5 solutions pour défiscaliser avant le 31 décembre : dons, PER, SCPI et plus pour alléger vos impôts 2025
À l'approche du 31 décembre, découvrez cinq stratégies pour alléger votre impôt sur le revenu 2025. Entre dons, épargne retraite et placements, quelles options choisir pour optimiser vos finances ?

Dernière ligne droite pour votre défiscalisation annuelle. D’ici au 31 décembre, plusieurs gestes simples peuvent encore alléger l’addition à la DGFiP au titre de l’impôt sur le revenu 2025, avec des mécanismes connus et des règles précises. Certains demandent un virement, d’autres un bulletin de souscription, d’autres encore un reçu à conserver.
Objectif : réduire l’impôt dû sans se tromper de plafond ni de calendrier. Cinq leviers ressortent nettement, du don aux placements en actions, en passant par l’épargne retraite et l’immobilier via la pierre papier. Encore faut-il savoir par où commencer.
Dons 75 % et PER, deux leviers rapides avant le 31 décembre
Le don aux organismes d’aide aux personnes en difficulté ouvre droit à une réduction d’impôt de 75 % du montant versé, dans la limite de 1 000 €. Sont cités notamment Emmaüs, les Restos du Cœur, la Croix-Rouge française ou les Petits Frères des Pauvres. Au-delà de ce plafond, ou pour les dons à d’autres organismes « d’intérêt général », la réduction passe à 66 % dans la limite de 20 % du revenu imposable, avec des acteurs comme l’AFM Téléthon, la Fondation Hôpital Saint-Joseph, Greenpeace France ou la Fondation de France. En 2025, une catégorie nouvelle entre dans le périmètre à 75 % : les associations qui soutiennent les victimes de violences faites aux femmes. Preuve à garder précieusement, le reçu fiscal reste indispensable.
Autre action de fin d’année, le PER. Depuis octobre 2019, il n’existe plus qu’un produit dédié à l’épargne retraite : le Plan d’épargne retraite. Les versements effectués d’ici le 31 décembre sont déductibles du revenu imposable, dans la limite d’un plafond qui dépend de votre situation professionnelle. Pour connaître votre marge de manœuvre, le plus sûr est de vérifier la rubrique dédiée sur votre dernier avis d’imposition. Concrètement, un versement bien calibré permet de diminuer l’assiette imposable, donc l’impôt, tout en préparant votre retraite.
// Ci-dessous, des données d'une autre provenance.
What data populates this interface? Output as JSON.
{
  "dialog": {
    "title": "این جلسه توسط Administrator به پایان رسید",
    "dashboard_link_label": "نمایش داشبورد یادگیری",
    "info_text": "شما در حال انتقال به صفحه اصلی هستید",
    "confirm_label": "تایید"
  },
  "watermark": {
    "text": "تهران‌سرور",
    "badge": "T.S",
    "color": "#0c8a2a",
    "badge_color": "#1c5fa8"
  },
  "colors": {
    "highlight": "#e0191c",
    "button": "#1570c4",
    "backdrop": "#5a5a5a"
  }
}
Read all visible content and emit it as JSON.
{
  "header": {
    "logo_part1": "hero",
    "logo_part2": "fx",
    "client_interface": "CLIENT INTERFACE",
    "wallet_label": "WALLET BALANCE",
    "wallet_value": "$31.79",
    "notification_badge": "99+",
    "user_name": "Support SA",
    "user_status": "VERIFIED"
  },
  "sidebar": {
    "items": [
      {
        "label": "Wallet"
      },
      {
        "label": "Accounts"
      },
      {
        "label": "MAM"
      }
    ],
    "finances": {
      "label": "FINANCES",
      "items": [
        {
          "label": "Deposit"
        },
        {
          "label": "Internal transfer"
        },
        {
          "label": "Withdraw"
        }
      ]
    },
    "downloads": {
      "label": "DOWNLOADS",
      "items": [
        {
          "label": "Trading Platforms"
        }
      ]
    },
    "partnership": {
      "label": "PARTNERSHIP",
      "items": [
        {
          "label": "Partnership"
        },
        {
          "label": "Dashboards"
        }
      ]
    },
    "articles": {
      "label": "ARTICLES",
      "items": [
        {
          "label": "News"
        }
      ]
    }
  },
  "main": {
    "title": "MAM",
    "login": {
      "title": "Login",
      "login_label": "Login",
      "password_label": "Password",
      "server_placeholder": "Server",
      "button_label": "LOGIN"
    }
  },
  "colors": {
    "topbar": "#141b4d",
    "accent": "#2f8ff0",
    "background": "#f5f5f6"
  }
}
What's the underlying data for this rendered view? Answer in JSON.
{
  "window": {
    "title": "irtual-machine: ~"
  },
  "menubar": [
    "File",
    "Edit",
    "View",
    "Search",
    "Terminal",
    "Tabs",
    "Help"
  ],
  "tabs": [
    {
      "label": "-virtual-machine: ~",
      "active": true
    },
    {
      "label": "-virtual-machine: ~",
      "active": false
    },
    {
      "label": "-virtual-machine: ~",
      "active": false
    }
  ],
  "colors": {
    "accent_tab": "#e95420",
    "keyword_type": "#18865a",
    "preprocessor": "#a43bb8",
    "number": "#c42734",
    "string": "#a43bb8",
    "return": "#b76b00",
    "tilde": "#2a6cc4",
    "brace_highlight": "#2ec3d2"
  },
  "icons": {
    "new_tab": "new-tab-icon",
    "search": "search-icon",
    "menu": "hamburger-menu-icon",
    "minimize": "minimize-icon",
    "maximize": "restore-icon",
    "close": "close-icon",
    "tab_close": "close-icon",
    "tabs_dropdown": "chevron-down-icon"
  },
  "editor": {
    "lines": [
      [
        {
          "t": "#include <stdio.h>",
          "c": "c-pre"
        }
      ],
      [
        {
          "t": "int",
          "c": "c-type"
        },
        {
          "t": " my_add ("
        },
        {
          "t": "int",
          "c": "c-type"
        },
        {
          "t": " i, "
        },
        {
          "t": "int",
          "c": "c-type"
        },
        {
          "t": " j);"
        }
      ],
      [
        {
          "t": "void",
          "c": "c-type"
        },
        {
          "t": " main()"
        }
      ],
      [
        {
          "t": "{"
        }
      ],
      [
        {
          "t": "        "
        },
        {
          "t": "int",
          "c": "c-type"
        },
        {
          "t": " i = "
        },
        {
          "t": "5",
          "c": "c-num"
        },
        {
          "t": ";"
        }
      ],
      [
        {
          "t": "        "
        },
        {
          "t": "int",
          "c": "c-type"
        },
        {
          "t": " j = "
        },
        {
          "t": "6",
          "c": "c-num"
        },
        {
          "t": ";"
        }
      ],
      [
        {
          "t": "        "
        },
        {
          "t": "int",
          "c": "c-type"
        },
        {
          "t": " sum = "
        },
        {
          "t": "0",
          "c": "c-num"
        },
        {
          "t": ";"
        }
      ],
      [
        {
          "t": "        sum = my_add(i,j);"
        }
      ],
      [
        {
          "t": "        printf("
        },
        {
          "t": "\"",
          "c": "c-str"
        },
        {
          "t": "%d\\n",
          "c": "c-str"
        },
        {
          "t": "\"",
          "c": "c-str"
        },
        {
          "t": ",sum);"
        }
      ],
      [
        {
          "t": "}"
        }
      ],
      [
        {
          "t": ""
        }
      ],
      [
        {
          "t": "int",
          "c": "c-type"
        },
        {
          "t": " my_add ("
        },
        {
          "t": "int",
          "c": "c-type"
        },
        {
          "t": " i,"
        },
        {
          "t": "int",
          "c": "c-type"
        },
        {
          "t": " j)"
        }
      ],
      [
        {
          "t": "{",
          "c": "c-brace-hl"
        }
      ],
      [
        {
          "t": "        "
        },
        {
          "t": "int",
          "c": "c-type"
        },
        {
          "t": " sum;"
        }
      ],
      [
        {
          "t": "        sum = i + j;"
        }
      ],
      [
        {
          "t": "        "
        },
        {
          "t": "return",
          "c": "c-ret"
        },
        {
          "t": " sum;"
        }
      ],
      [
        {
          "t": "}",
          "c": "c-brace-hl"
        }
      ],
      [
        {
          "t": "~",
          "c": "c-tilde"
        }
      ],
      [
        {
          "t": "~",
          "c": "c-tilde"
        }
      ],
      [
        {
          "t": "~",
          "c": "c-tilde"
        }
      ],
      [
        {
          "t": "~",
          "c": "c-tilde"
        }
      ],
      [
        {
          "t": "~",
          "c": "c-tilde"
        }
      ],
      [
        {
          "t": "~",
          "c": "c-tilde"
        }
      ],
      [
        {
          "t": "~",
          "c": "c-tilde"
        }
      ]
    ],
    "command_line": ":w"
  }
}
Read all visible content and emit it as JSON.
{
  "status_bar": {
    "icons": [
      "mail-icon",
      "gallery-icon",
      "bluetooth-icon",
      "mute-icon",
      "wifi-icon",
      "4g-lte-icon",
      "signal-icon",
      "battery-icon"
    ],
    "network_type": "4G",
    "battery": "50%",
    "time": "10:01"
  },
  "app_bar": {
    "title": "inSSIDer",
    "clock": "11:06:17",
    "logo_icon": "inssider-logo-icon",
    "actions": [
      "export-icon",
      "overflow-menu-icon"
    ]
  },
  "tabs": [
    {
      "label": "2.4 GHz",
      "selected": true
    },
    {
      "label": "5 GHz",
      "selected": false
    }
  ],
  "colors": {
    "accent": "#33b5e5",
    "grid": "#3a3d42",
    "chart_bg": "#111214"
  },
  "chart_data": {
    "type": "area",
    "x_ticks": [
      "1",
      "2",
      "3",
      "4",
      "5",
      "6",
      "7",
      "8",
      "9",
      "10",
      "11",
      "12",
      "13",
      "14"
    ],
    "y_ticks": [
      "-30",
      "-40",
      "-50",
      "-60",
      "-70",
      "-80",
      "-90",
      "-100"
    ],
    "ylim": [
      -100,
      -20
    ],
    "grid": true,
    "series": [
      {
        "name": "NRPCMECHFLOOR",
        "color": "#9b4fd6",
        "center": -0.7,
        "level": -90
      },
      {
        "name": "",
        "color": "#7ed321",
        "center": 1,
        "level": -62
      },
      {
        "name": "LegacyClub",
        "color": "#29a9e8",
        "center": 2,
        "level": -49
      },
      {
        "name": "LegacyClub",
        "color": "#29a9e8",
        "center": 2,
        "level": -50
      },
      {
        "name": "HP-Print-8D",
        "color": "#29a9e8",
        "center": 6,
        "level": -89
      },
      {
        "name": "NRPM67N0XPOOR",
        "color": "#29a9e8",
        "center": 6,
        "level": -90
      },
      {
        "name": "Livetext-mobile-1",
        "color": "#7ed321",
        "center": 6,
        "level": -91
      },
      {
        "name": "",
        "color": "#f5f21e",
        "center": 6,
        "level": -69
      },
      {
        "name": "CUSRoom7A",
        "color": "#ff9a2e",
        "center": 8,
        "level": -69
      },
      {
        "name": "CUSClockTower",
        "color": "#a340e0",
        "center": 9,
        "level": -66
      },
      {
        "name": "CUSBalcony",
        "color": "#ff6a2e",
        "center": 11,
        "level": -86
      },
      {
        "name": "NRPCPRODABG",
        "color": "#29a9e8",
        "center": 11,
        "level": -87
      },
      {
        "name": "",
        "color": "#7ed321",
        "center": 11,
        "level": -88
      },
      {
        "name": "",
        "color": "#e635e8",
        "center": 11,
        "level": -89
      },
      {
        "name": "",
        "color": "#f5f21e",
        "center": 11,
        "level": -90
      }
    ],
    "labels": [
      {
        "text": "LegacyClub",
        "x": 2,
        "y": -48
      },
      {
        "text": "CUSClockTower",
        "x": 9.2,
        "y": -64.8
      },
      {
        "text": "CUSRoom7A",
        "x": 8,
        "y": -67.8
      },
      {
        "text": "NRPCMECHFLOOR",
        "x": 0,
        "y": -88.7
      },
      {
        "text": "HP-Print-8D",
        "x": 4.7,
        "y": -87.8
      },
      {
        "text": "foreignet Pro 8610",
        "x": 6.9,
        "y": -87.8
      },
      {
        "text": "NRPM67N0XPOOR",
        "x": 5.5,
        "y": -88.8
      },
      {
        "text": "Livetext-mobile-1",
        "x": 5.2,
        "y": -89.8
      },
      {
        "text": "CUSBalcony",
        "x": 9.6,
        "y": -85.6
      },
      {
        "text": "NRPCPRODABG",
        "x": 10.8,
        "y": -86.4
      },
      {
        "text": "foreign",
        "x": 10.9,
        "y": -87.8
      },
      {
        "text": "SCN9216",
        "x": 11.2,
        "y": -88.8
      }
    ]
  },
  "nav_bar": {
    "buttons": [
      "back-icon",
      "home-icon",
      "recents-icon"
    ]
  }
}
Simple et efficace, à condition de respecter votre plafond.
FCPI, FIP et equity crowdfunding : combien ça réduit l’impôt ?
Pour ceux qui acceptent l’illiquidité, les FCPI et FIP permettent une réduction d’impôt comprise entre 18 % et 30 % de la somme investie en 2025. En contrepartie, l’argent est généralement bloqué 7 à 10 ans, et les performances sont incertaines. L’idée est d’orienter son épargne vers le financement des PME innovantes ou de proximité, avec un gain fiscal immédiat. C’est interressant pour des profils à l’aise avec le risque et un horizon de long terme.
Dans le même esprit, l’equity crowdfunding consiste à investir directement au capital d’une PME non cotée. L’avantage fiscal atteint 25 % des montants investis. Attention toutefois au plafonnement global des niches fiscales, qui limite ce gain à 10 000 € par an, et au caractère peu liquide, voire risqué, de ces participations. Avant de souscrire, il faut accepter la possibilité d’une perte en capital et vérifier que l’on reste dans ses plafonds annuels.
SCPI fiscales et calendrier, que faire d’ici le 31 décembre ?
Les SCPI fiscales permettent de défiscaliser en investissant indirectement dans l’immobilier. Ces supports sont moins présents depuis la fin du dispositif Pinel, mais il existe encore des véhicules articulés autour de la loi Malraux, du Denormandie ou du principe du déficit foncier. À noter, le Denormandie est reconduit jusqu’au 31 décembre 2026 pour l’achat d’un logement à rénover dans certaines zones, en vue de sa mise en location. La logique est la même : avantage fiscal en échange d’un engagement et de conditions strictes de location ou de travaux.
Pour bénéficier de la réduction d’impôt au titre des revenus 2025, l’investissement doit être bouclé avant le 31 décembre 2025. Cela suppose d’anticiper les délais de souscription, de virement et, s’il y a lieu, de signature. Même réflexe pour tous les dispositifs évoqués plus haut : versements effectués, justificatifs en règle, et contrôle des plafonds sur votre avis d’imposition. Bref, agissez en tenant compte des risques, de l’horizon de placement et des plafonds applicables afin de réduire, de façon maîtrisée, votre impôt dû à la DGFiP.